Çünkü ben çok güzel bir aile ortamında yetiştim, hep hayallerim bu aileyi kurmaktı. Ama bunu çok geç yaşta yakalayabildim. Mucizelerim...
ÇİFTLİKTE BÜYÜTECEĞİM
- Bodrum'da mı yaşıyorsunuz?
- Hem İstanbul hem Bodrum. İş oldukça İstanbul'a geliyorum ama çocukları Bodrum'da büyütmek istiyorum. Toprak, arazi işine girdik, bir çiftlik yapıyoruz Muğla'da... Çocukların doğal bir ortamı olsun, kendi hayvanlarımız olsun, doğal beslensinler diye tüm hayatımız değişiyor. Teknoloji çağı çocukları bunlar. Ama özümüzden kopmasınlar istiyoruz.
- Eşin ne durumda?
- Çok heyecanlı. Normalde algılayamıyordu tam olarak. Geçen haftadan beri işe konsantre olamıyorum diyor. Doğuma girecek çünkü. Kızlar babaya düşkün olur bilirsiniz. Ben hep ikiz isterdim, Allah gönlüme göre verdi.
İKİZLERE BEN BAKACAĞIM
- İsimleri epey konuşuldu ikizlerin. Sofia ve Alya koyduğun için yabancı isim tercih ettiğin söylendi... Bu isimleri seçmenin özel bir nedeni var mı?

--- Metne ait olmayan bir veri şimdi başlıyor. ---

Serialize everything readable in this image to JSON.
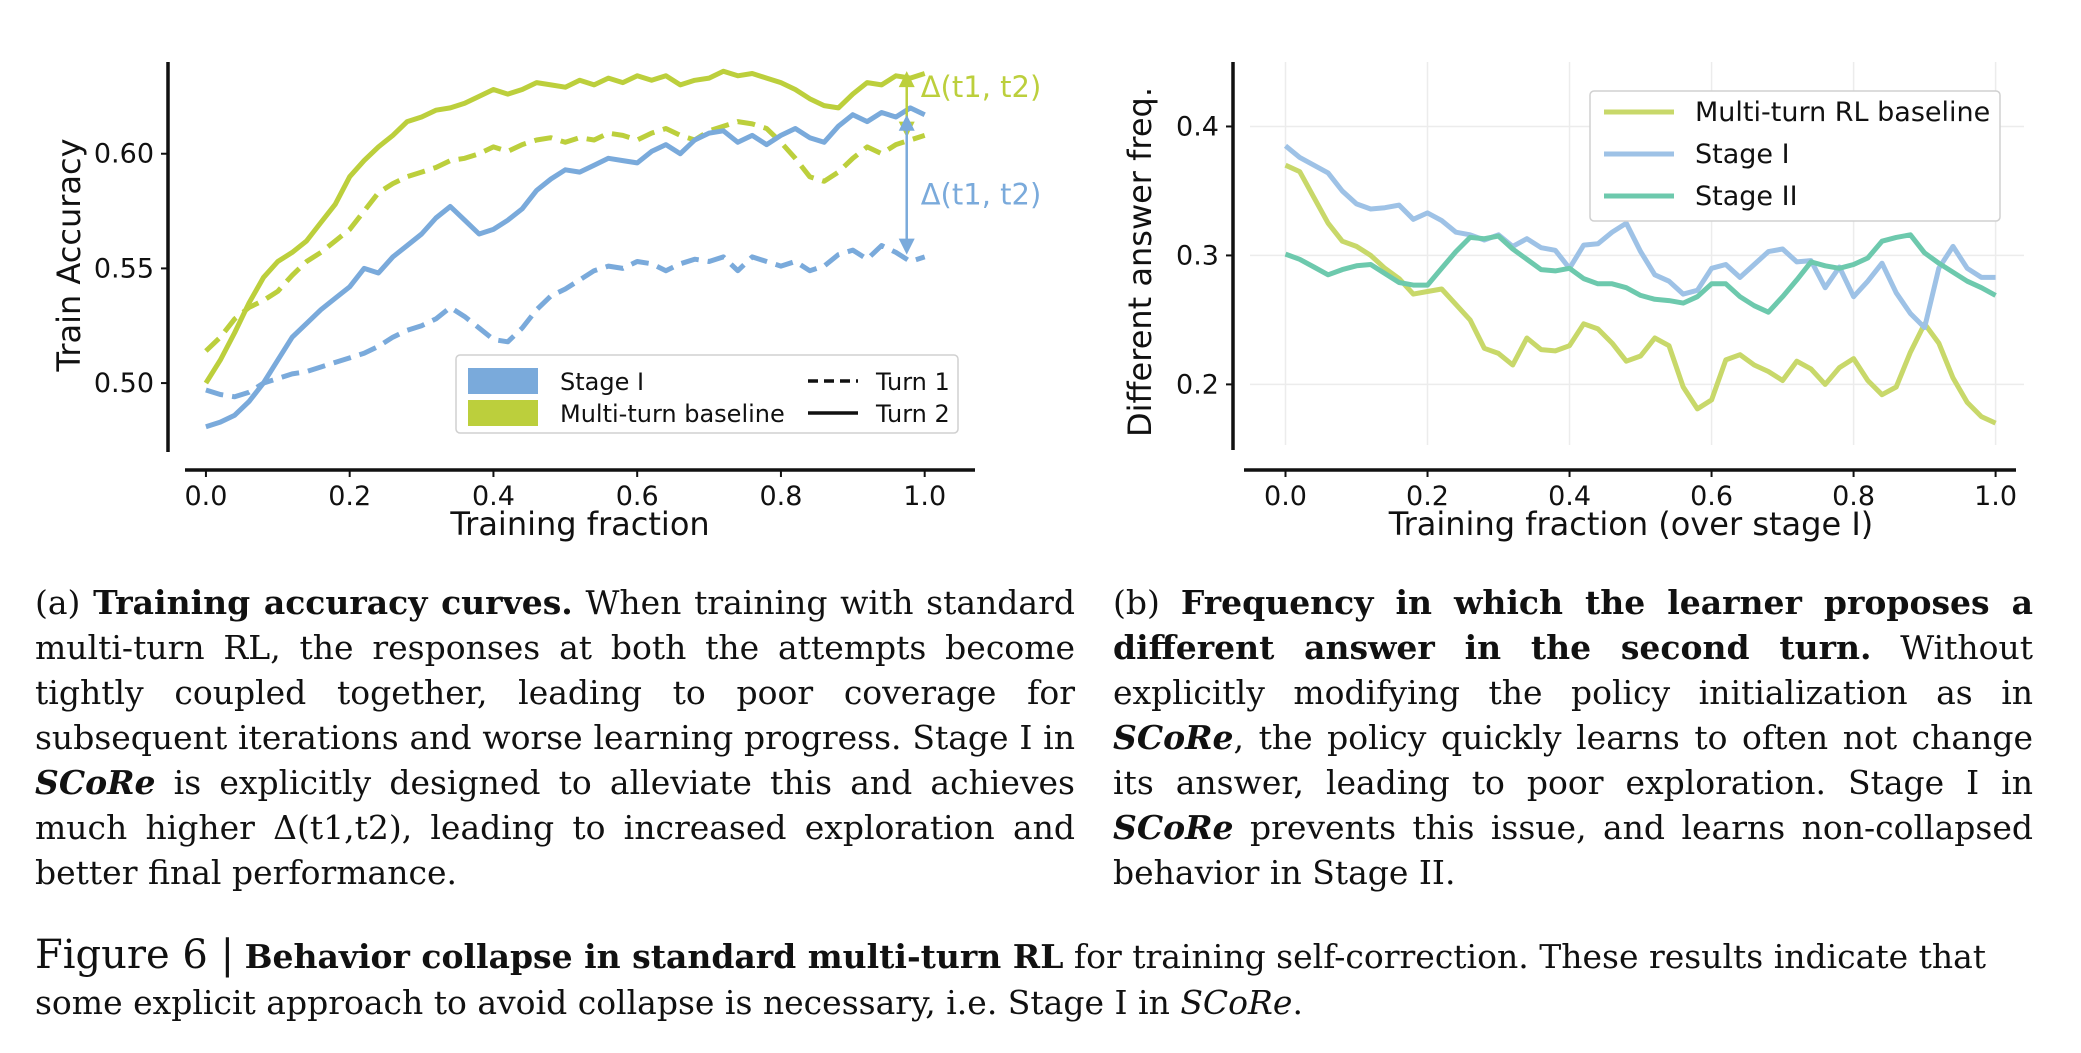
{
  "charts_meta": {},
  "chart_data": [
    {
      "type": "line",
      "panel": "a",
      "xlabel": "Training fraction",
      "ylabel": "Train Accuracy",
      "xlim": [
        -0.05,
        1.07
      ],
      "ylim": [
        0.473,
        0.64
      ],
      "xticks": [
        "0.0",
        "0.2",
        "0.4",
        "0.6",
        "0.8",
        "1.0"
      ],
      "yticks": [
        "0.50",
        "0.55",
        "0.60"
      ],
      "grid": false,
      "legend_position": "bottom-right",
      "legend": [
        {
          "label": "Stage I",
          "kind": "patch",
          "color": "#7aaadb"
        },
        {
          "label": "Multi-turn baseline",
          "kind": "patch",
          "color": "#bccf3c"
        },
        {
          "label": "Turn 1",
          "kind": "dashed"
        },
        {
          "label": "Turn 2",
          "kind": "solid"
        }
      ],
      "annotations": [
        {
          "text": "Δ(t1, t2)",
          "color": "#bccf3c",
          "x": 0.975,
          "y_from": 0.636,
          "y_to": 0.607
        },
        {
          "text": "Δ(t1, t2)",
          "color": "#7aaadb",
          "x": 0.975,
          "y_from": 0.617,
          "y_to": 0.556
        }
      ],
      "series": [
        {
          "group": "Multi-turn baseline",
          "turn": "Turn 2",
          "color": "#bccf3c",
          "x": [
            0.0,
            0.02,
            0.04,
            0.06,
            0.08,
            0.1,
            0.12,
            0.14,
            0.16,
            0.18,
            0.2,
            0.22,
            0.24,
            0.26,
            0.28,
            0.3,
            0.32,
            0.34,
            0.36,
            0.38,
            0.4,
            0.42,
            0.44,
            0.46,
            0.48,
            0.5,
            0.52,
            0.54,
            0.56,
            0.58,
            0.6,
            0.62,
            0.64,
            0.66,
            0.68,
            0.7,
            0.72,
            0.74,
            0.76,
            0.78,
            0.8,
            0.82,
            0.84,
            0.86,
            0.88,
            0.9,
            0.92,
            0.94,
            0.96,
            0.98,
            1.0
          ],
          "values": [
            0.5,
            0.51,
            0.522,
            0.535,
            0.546,
            0.553,
            0.557,
            0.562,
            0.57,
            0.578,
            0.59,
            0.597,
            0.603,
            0.608,
            0.614,
            0.616,
            0.619,
            0.62,
            0.622,
            0.625,
            0.628,
            0.626,
            0.628,
            0.631,
            0.63,
            0.629,
            0.632,
            0.63,
            0.633,
            0.631,
            0.634,
            0.632,
            0.634,
            0.63,
            0.632,
            0.633,
            0.636,
            0.634,
            0.635,
            0.633,
            0.631,
            0.628,
            0.624,
            0.621,
            0.62,
            0.626,
            0.631,
            0.63,
            0.634,
            0.633,
            0.635
          ]
        },
        {
          "group": "Multi-turn baseline",
          "turn": "Turn 1",
          "color": "#bccf3c",
          "x": [
            0.0,
            0.02,
            0.04,
            0.06,
            0.08,
            0.1,
            0.12,
            0.14,
            0.16,
            0.18,
            0.2,
            0.22,
            0.24,
            0.26,
            0.28,
            0.3,
            0.32,
            0.34,
            0.36,
            0.38,
            0.4,
            0.42,
            0.44,
            0.46,
            0.48,
            0.5,
            0.52,
            0.54,
            0.56,
            0.58,
            0.6,
            0.62,
            0.64,
            0.66,
            0.68,
            0.7,
            0.72,
            0.74,
            0.76,
            0.78,
            0.8,
            0.82,
            0.84,
            0.86,
            0.88,
            0.9,
            0.92,
            0.94,
            0.96,
            0.98,
            1.0
          ],
          "values": [
            0.514,
            0.52,
            0.528,
            0.533,
            0.536,
            0.54,
            0.547,
            0.553,
            0.557,
            0.562,
            0.567,
            0.575,
            0.583,
            0.587,
            0.59,
            0.592,
            0.594,
            0.597,
            0.598,
            0.6,
            0.603,
            0.601,
            0.604,
            0.606,
            0.607,
            0.605,
            0.607,
            0.606,
            0.609,
            0.608,
            0.606,
            0.609,
            0.611,
            0.608,
            0.606,
            0.61,
            0.612,
            0.614,
            0.613,
            0.611,
            0.605,
            0.598,
            0.59,
            0.588,
            0.592,
            0.598,
            0.603,
            0.6,
            0.604,
            0.606,
            0.608
          ]
        },
        {
          "group": "Stage I",
          "turn": "Turn 2",
          "color": "#7aaadb",
          "x": [
            0.0,
            0.02,
            0.04,
            0.06,
            0.08,
            0.1,
            0.12,
            0.14,
            0.16,
            0.18,
            0.2,
            0.22,
            0.24,
            0.26,
            0.28,
            0.3,
            0.32,
            0.34,
            0.36,
            0.38,
            0.4,
            0.42,
            0.44,
            0.46,
            0.48,
            0.5,
            0.52,
            0.54,
            0.56,
            0.58,
            0.6,
            0.62,
            0.64,
            0.66,
            0.68,
            0.7,
            0.72,
            0.74,
            0.76,
            0.78,
            0.8,
            0.82,
            0.84,
            0.86,
            0.88,
            0.9,
            0.92,
            0.94,
            0.96,
            0.98,
            1.0
          ],
          "values": [
            0.481,
            0.483,
            0.486,
            0.492,
            0.5,
            0.51,
            0.52,
            0.526,
            0.532,
            0.537,
            0.542,
            0.55,
            0.548,
            0.555,
            0.56,
            0.565,
            0.572,
            0.577,
            0.571,
            0.565,
            0.567,
            0.571,
            0.576,
            0.584,
            0.589,
            0.593,
            0.592,
            0.595,
            0.598,
            0.597,
            0.596,
            0.601,
            0.604,
            0.6,
            0.606,
            0.609,
            0.61,
            0.605,
            0.608,
            0.604,
            0.608,
            0.611,
            0.607,
            0.605,
            0.612,
            0.617,
            0.614,
            0.618,
            0.616,
            0.62,
            0.617
          ]
        },
        {
          "group": "Stage I",
          "turn": "Turn 1",
          "color": "#7aaadb",
          "x": [
            0.0,
            0.02,
            0.04,
            0.06,
            0.08,
            0.1,
            0.12,
            0.14,
            0.16,
            0.18,
            0.2,
            0.22,
            0.24,
            0.26,
            0.28,
            0.3,
            0.32,
            0.34,
            0.36,
            0.38,
            0.4,
            0.42,
            0.44,
            0.46,
            0.48,
            0.5,
            0.52,
            0.54,
            0.56,
            0.58,
            0.6,
            0.62,
            0.64,
            0.66,
            0.68,
            0.7,
            0.72,
            0.74,
            0.76,
            0.78,
            0.8,
            0.82,
            0.84,
            0.86,
            0.88,
            0.9,
            0.92,
            0.94,
            0.96,
            0.98,
            1.0
          ],
          "values": [
            0.497,
            0.495,
            0.494,
            0.496,
            0.5,
            0.502,
            0.504,
            0.505,
            0.507,
            0.509,
            0.511,
            0.513,
            0.516,
            0.52,
            0.523,
            0.525,
            0.528,
            0.533,
            0.529,
            0.524,
            0.519,
            0.518,
            0.524,
            0.532,
            0.538,
            0.541,
            0.545,
            0.549,
            0.551,
            0.55,
            0.553,
            0.552,
            0.549,
            0.552,
            0.554,
            0.553,
            0.555,
            0.549,
            0.555,
            0.553,
            0.551,
            0.553,
            0.549,
            0.551,
            0.556,
            0.558,
            0.554,
            0.56,
            0.557,
            0.553,
            0.555
          ]
        }
      ]
    },
    {
      "type": "line",
      "panel": "b",
      "xlabel": "Training fraction (over stage I)",
      "ylabel": "Different answer freq.",
      "xlim": [
        -0.05,
        1.04
      ],
      "ylim": [
        0.153,
        0.45
      ],
      "xticks": [
        "0.0",
        "0.2",
        "0.4",
        "0.6",
        "0.8",
        "1.0"
      ],
      "yticks": [
        "0.2",
        "0.3",
        "0.4"
      ],
      "grid": true,
      "legend_position": "top-right",
      "series": [
        {
          "name": "Multi-turn RL baseline",
          "color": "#c8d86a",
          "x": [
            0.0,
            0.02,
            0.04,
            0.06,
            0.08,
            0.1,
            0.12,
            0.14,
            0.16,
            0.18,
            0.2,
            0.22,
            0.24,
            0.26,
            0.28,
            0.3,
            0.32,
            0.34,
            0.36,
            0.38,
            0.4,
            0.42,
            0.44,
            0.46,
            0.48,
            0.5,
            0.52,
            0.54,
            0.56,
            0.58,
            0.6,
            0.62,
            0.64,
            0.66,
            0.68,
            0.7,
            0.72,
            0.74,
            0.76,
            0.78,
            0.8,
            0.82,
            0.84,
            0.86,
            0.88,
            0.9,
            0.92,
            0.94,
            0.96,
            0.98,
            1.0
          ],
          "values": [
            0.37,
            0.365,
            0.345,
            0.325,
            0.311,
            0.307,
            0.3,
            0.29,
            0.282,
            0.27,
            0.272,
            0.274,
            0.262,
            0.25,
            0.228,
            0.224,
            0.215,
            0.236,
            0.227,
            0.226,
            0.23,
            0.247,
            0.243,
            0.232,
            0.218,
            0.222,
            0.236,
            0.23,
            0.198,
            0.181,
            0.188,
            0.219,
            0.223,
            0.215,
            0.21,
            0.203,
            0.218,
            0.212,
            0.2,
            0.213,
            0.22,
            0.203,
            0.192,
            0.198,
            0.225,
            0.247,
            0.232,
            0.205,
            0.186,
            0.175,
            0.17
          ]
        },
        {
          "name": "Stage I",
          "color": "#9ec2e6",
          "x": [
            0.0,
            0.02,
            0.04,
            0.06,
            0.08,
            0.1,
            0.12,
            0.14,
            0.16,
            0.18,
            0.2,
            0.22,
            0.24,
            0.26,
            0.28,
            0.3,
            0.32,
            0.34,
            0.36,
            0.38,
            0.4,
            0.42,
            0.44,
            0.46,
            0.48,
            0.5,
            0.52,
            0.54,
            0.56,
            0.58,
            0.6,
            0.62,
            0.64,
            0.66,
            0.68,
            0.7,
            0.72,
            0.74,
            0.76,
            0.78,
            0.8,
            0.82,
            0.84,
            0.86,
            0.88,
            0.9,
            0.92,
            0.94,
            0.96,
            0.98,
            1.0
          ],
          "values": [
            0.385,
            0.376,
            0.37,
            0.364,
            0.35,
            0.34,
            0.336,
            0.337,
            0.339,
            0.328,
            0.333,
            0.327,
            0.318,
            0.316,
            0.312,
            0.316,
            0.307,
            0.313,
            0.306,
            0.304,
            0.29,
            0.308,
            0.309,
            0.318,
            0.325,
            0.303,
            0.285,
            0.28,
            0.27,
            0.273,
            0.29,
            0.293,
            0.283,
            0.293,
            0.303,
            0.305,
            0.295,
            0.296,
            0.275,
            0.291,
            0.268,
            0.28,
            0.294,
            0.271,
            0.255,
            0.244,
            0.29,
            0.307,
            0.29,
            0.283,
            0.283
          ]
        },
        {
          "name": "Stage II",
          "color": "#6dc9ad",
          "x": [
            0.0,
            0.02,
            0.04,
            0.06,
            0.08,
            0.1,
            0.12,
            0.14,
            0.16,
            0.18,
            0.2,
            0.22,
            0.24,
            0.26,
            0.28,
            0.3,
            0.32,
            0.34,
            0.36,
            0.38,
            0.4,
            0.42,
            0.44,
            0.46,
            0.48,
            0.5,
            0.52,
            0.54,
            0.56,
            0.58,
            0.6,
            0.62,
            0.64,
            0.66,
            0.68,
            0.7,
            0.72,
            0.74,
            0.76,
            0.78,
            0.8,
            0.82,
            0.84,
            0.86,
            0.88,
            0.9,
            0.92,
            0.94,
            0.96,
            0.98,
            1.0
          ],
          "values": [
            0.301,
            0.297,
            0.291,
            0.285,
            0.289,
            0.292,
            0.293,
            0.286,
            0.279,
            0.277,
            0.277,
            0.29,
            0.303,
            0.314,
            0.313,
            0.315,
            0.305,
            0.297,
            0.289,
            0.288,
            0.29,
            0.282,
            0.278,
            0.278,
            0.275,
            0.269,
            0.266,
            0.265,
            0.263,
            0.268,
            0.278,
            0.278,
            0.268,
            0.261,
            0.256,
            0.268,
            0.281,
            0.295,
            0.292,
            0.29,
            0.293,
            0.298,
            0.311,
            0.314,
            0.316,
            0.302,
            0.294,
            0.287,
            0.28,
            0.275,
            0.269
          ]
        }
      ]
    }
  ],
  "caption_a": {
    "label": "(a)",
    "bold": "Training accuracy curves.",
    "text1": " When training with standard multi-turn RL, the responses at both the attempts become tightly coupled together, leading to poor coverage for subsequent iterations and worse learning progress. Stage I in ",
    "em": "SCoRe",
    "text2": " is explicitly designed to alleviate this and achieves much higher Δ(t1,t2), leading to increased exploration and better final performance."
  },
  "caption_b": {
    "label": "(b)",
    "bold": "Frequency in which the learner proposes a different answer in the second turn.",
    "text1": " Without explicitly modifying the policy initialization as in ",
    "em1": "SCoRe",
    "text2": ", the policy quickly learns to often not change its answer, leading to poor exploration. Stage I in ",
    "em2": "SCoRe",
    "text3": " prevents this issue, and learns non-collapsed behavior in Stage II."
  },
  "figure_caption": {
    "label": "Figure 6 |",
    "bold": "Behavior collapse in standard multi-turn RL",
    "text1": " for training self-correction. These results indicate that some explicit approach to avoid collapse is necessary, i.e. Stage I in ",
    "em": "SCoRe",
    "text2": "."
  }
}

- Biz Eray'la tanışmadan önce rüyasında bir kız çocuğu görmüş simi Sofia, hatta sarışın biri. İlk tanıştığımızda anlatmıştı. Dolayısıyla ilk çocuğun ismi sekiz yıl öncesinden belliydi. Yabancı isim falan diye düşünmedik, Sofia bilgelik demek. Bu bir his ismi, babasının koyduğu bir isim olacak. Alya'yı da ben koydum. Alya; sema, gökyüzü, şeref, yüksek mertebe demek. İkizlerin biri daha dişil, biri daha eril enerjili olur denir ya... Alya dünyada baskın olup kardeşini korusun istedim.
- Sen mi bakacaksın bebeklere?
- Bu yaşta çocuk doğurmuşum kimseye bırakmam, ben bakarım. Sonuna kadar emziririm de, benden ne alabiliyorlarsa sonuna kadar alsınlar. Çocukların her aşamasında olmak istiyorum. Dibine kadar yaşamak istiyorum. Şu anda aramız iyi bebeklerimle, benimle kalkıyorlar hareketleniyorlar, benimle uyuyorlar. Canım sıkılıyor güldürüyorlar.